What makes these policies effective?  We can identify at least three things: 1) ensuring accountability, 2) integrating plans with other policies and 3) creating strong indicators for evaluation. Both plans are mandatory.  Both represent minimum standards, and decision-makers are encouraged to go beyond these minimum standards. The province aligned the Growth Plan with the 2012 Municipal Infrastructure Strategy, ensuring that policies are consistent with each other and thus maintain clear accountability.  

The plans identify that their combined vision cannot be achieved without collaboration amongst all sectors: government, private, non-profit,residents and nations, including the unique role of First Nations in the development of the GGH region.

Ontario residents can stay up to date on the impacts of the Greenbelt, which fosters transparency, trust, and interest and engagement in the issue.  Fourteen indicators track progress on the plans. Each indicator can be clearly communicated to experts and non-experts alike, and are based on credible and easily accessible data.    

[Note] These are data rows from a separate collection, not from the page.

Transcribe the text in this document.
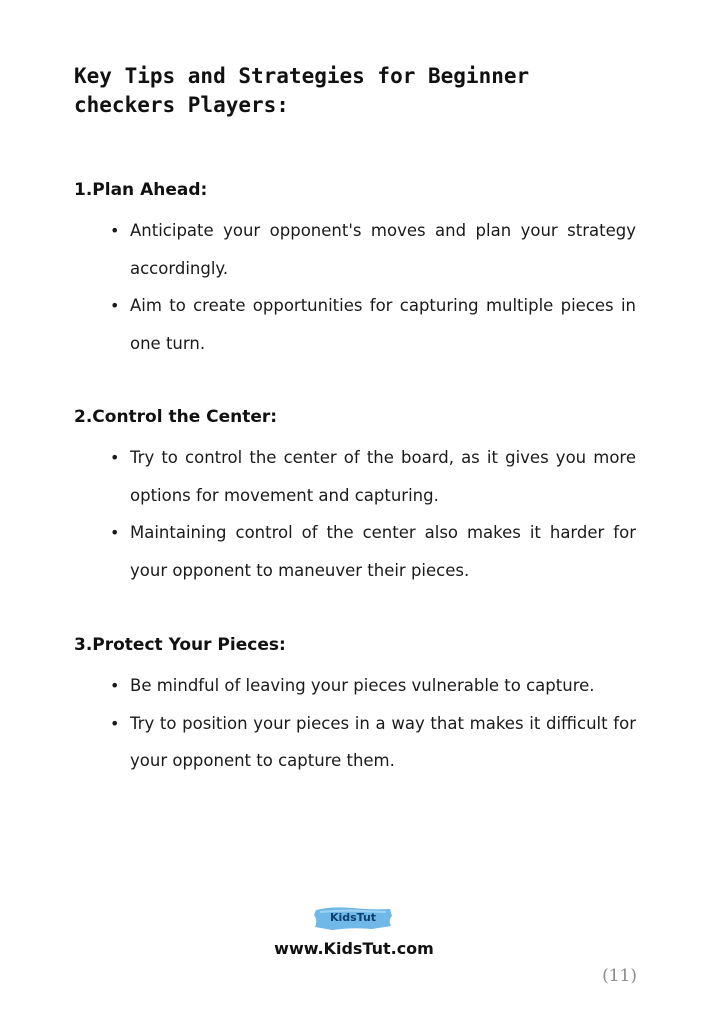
Key Tips and Strategies for Beginner checkers Players:
1.Plan Ahead:
• Anticipate your opponent's moves and plan your strategy accordingly.
• Aim to create opportunities for capturing multiple pieces in one turn.
2.Control the Center:
• Try to control the center of the board, as it gives you more options for movement and capturing.
• Maintaining control of the center also makes it harder for your opponent to maneuver their pieces.
3.Protect Your Pieces:
• Be mindful of leaving your pieces vulnerable to capture.
• Try to position your pieces in a way that makes it difficult for your opponent to capture them.
KidsTut
www.KidsTut.com
(11)
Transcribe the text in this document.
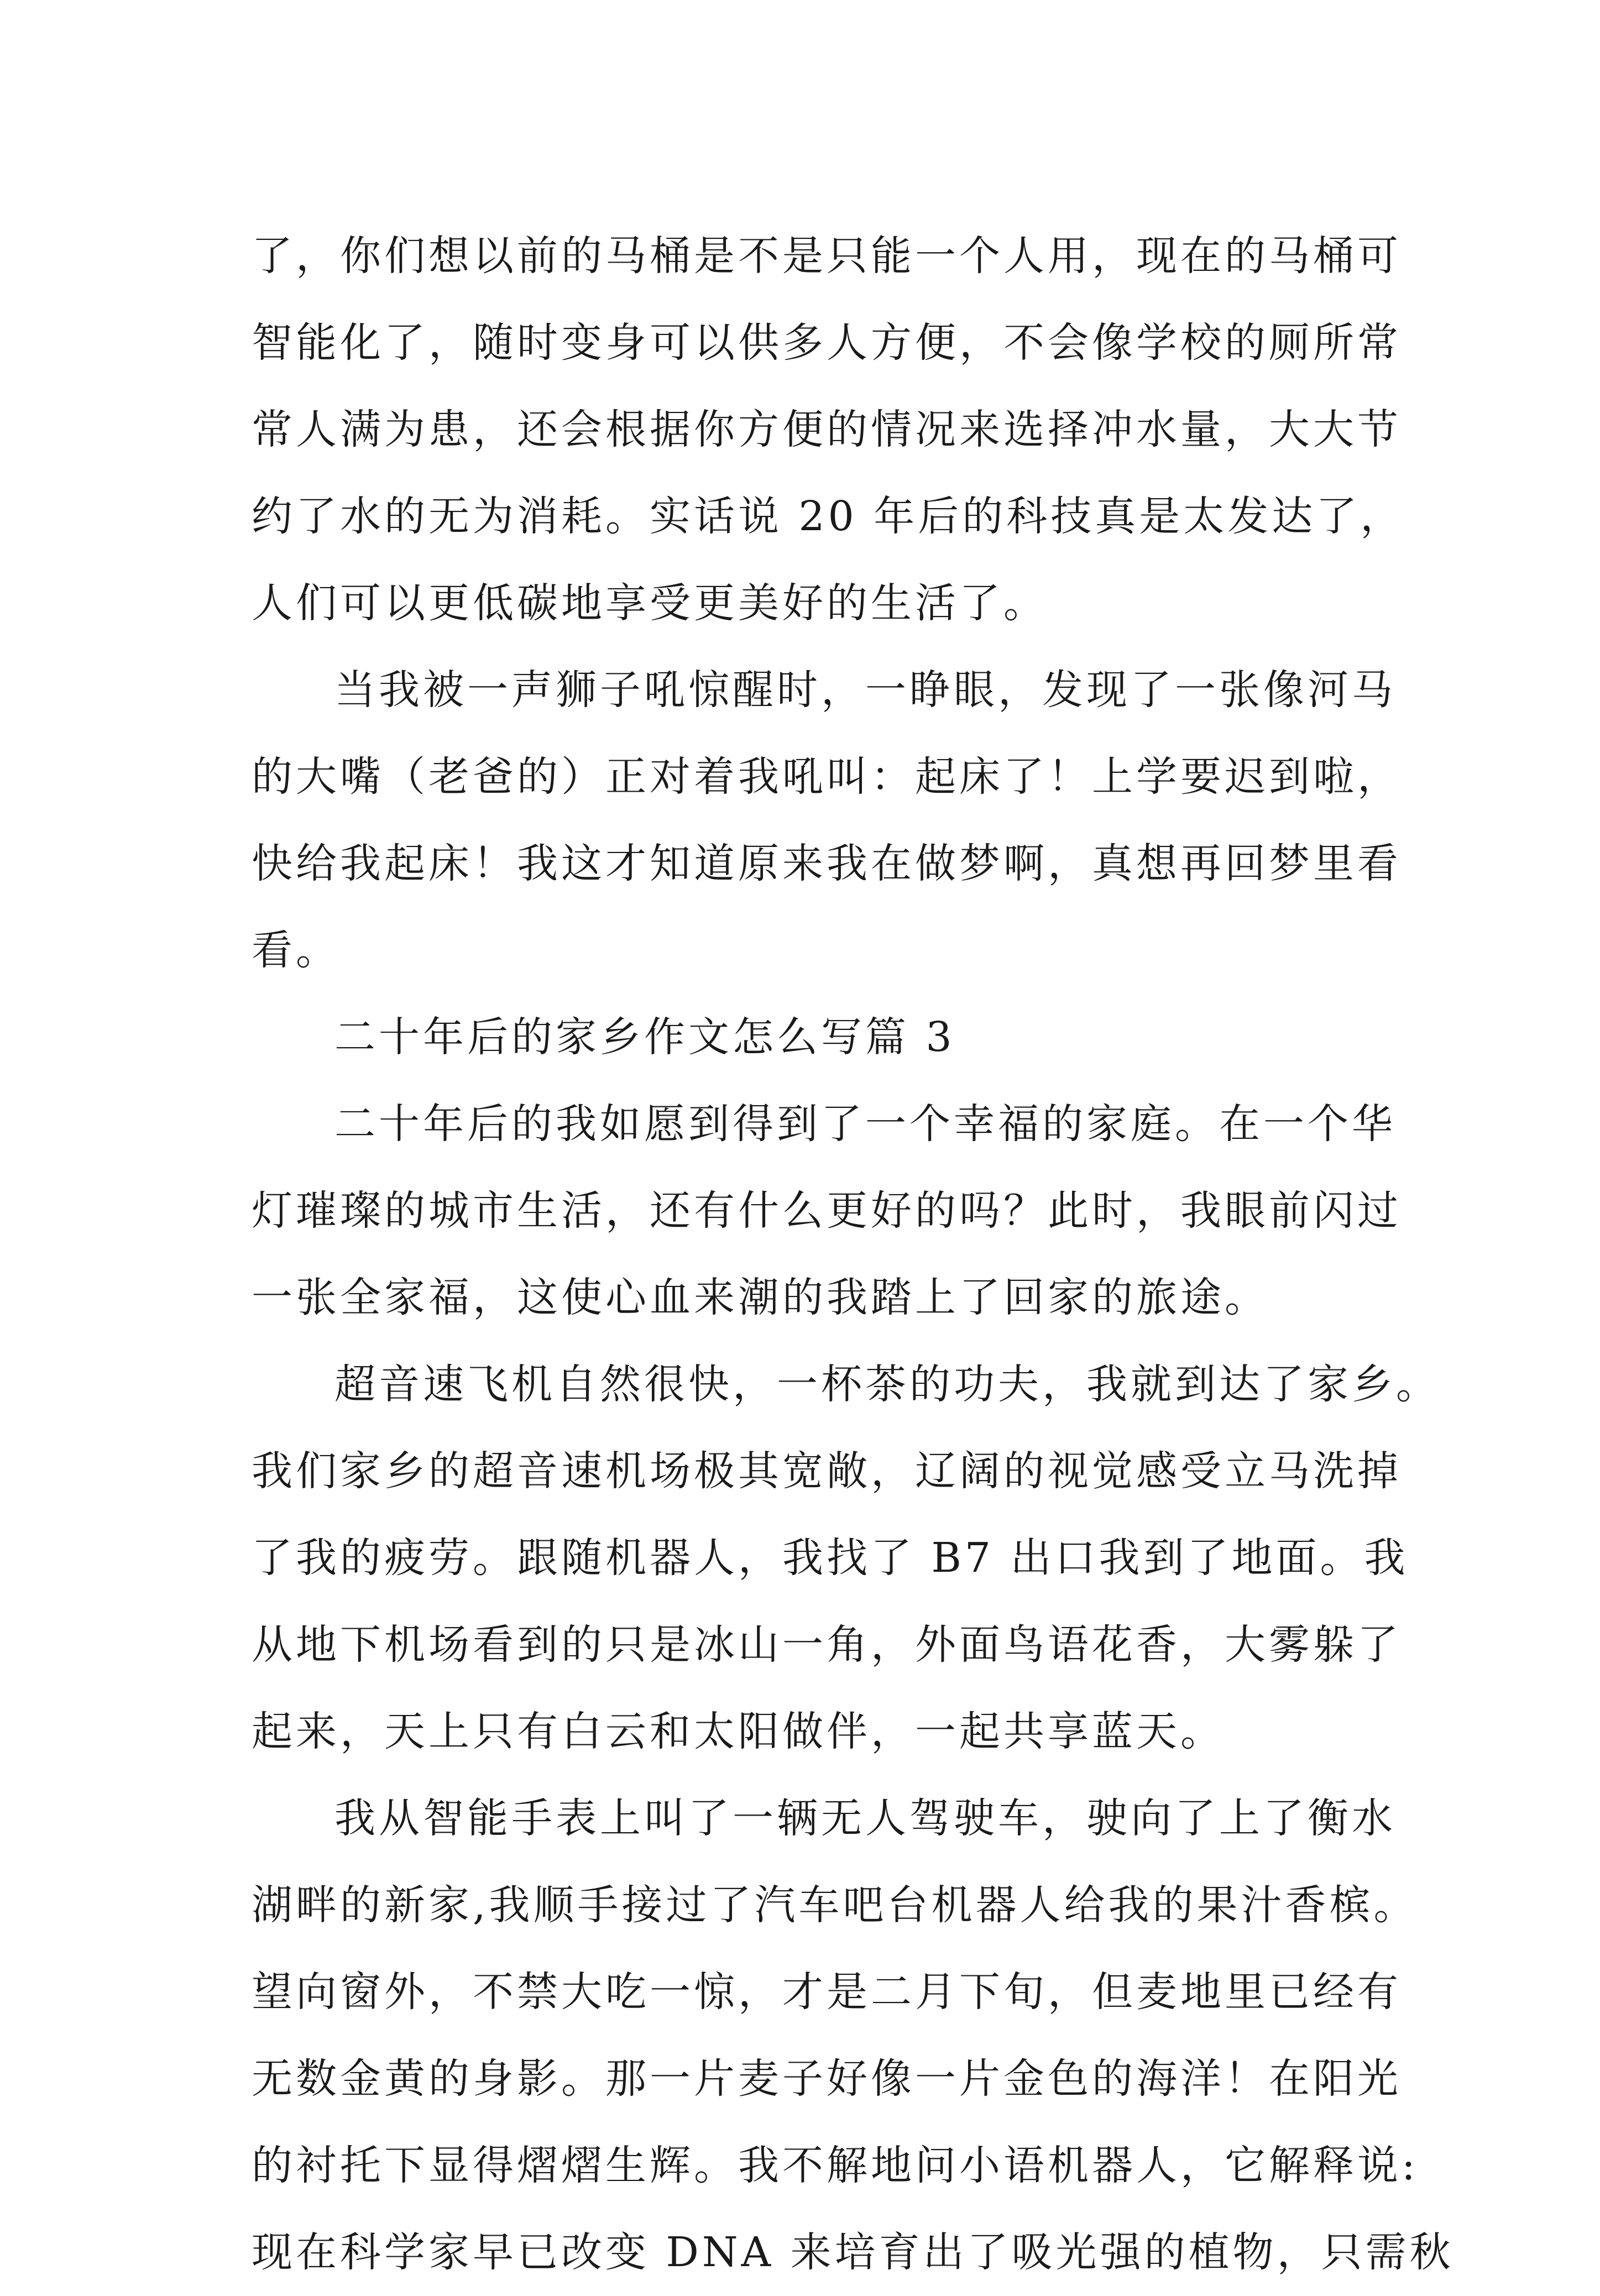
了，你们想以前的马桶是不是只能一个人用，现在的马桶可
智能化了，随时变身可以供多人方便，不会像学校的厕所常
常人满为患，还会根据你方便的情况来选择冲水量，大大节
约了水的无为消耗。实话说 20 年后的科技真是太发达了，
人们可以更低碳地享受更美好的生活了。
当我被一声狮子吼惊醒时，一睁眼，发现了一张像河马
的大嘴（老爸的）正对着我吼叫：起床了！上学要迟到啦，
快给我起床！我这才知道原来我在做梦啊，真想再回梦里看
看。
二十年后的家乡作文怎么写篇 3
二十年后的我如愿到得到了一个幸福的家庭。在一个华
灯璀璨的城市生活，还有什么更好的吗？此时，我眼前闪过
一张全家福，这使心血来潮的我踏上了回家的旅途。
超音速飞机自然很快，一杯茶的功夫，我就到达了家乡。
我们家乡的超音速机场极其宽敞，辽阔的视觉感受立马洗掉
了我的疲劳。跟随机器人，我找了 B7 出口我到了地面。我
从地下机场看到的只是冰山一角，外面鸟语花香，大雾躲了
起来，天上只有白云和太阳做伴，一起共享蓝天。
我从智能手表上叫了一辆无人驾驶车，驶向了上了衡水
湖畔的新家,我顺手接过了汽车吧台机器人给我的果汁香槟。
望向窗外，不禁大吃一惊，才是二月下旬，但麦地里已经有
无数金黄的身影。那一片麦子好像一片金色的海洋！在阳光
的衬托下显得熠熠生辉。我不解地问小语机器人，它解释说:
现在科学家早已改变 DNA 来培育出了吸光强的植物，只需秋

Incremental progress towards walkable communities

The region has begun to see a shift to more dense development, a greater variety of housing options, more mixed use development, and greater integration of transit and land use planning. One important outcome related to active transportation includes more residential units with amenities within walking distance.  More progress is expected on a longer time frame. Regulations were strengthened in 2017 aimed at improved outcomes of these policies. Unfortunately, 2019 saw a proposal for more relaxed regulation.


We love how you’re working to balance competing land interests, while creating value for all stakeholders involved.  Nice work Ontario!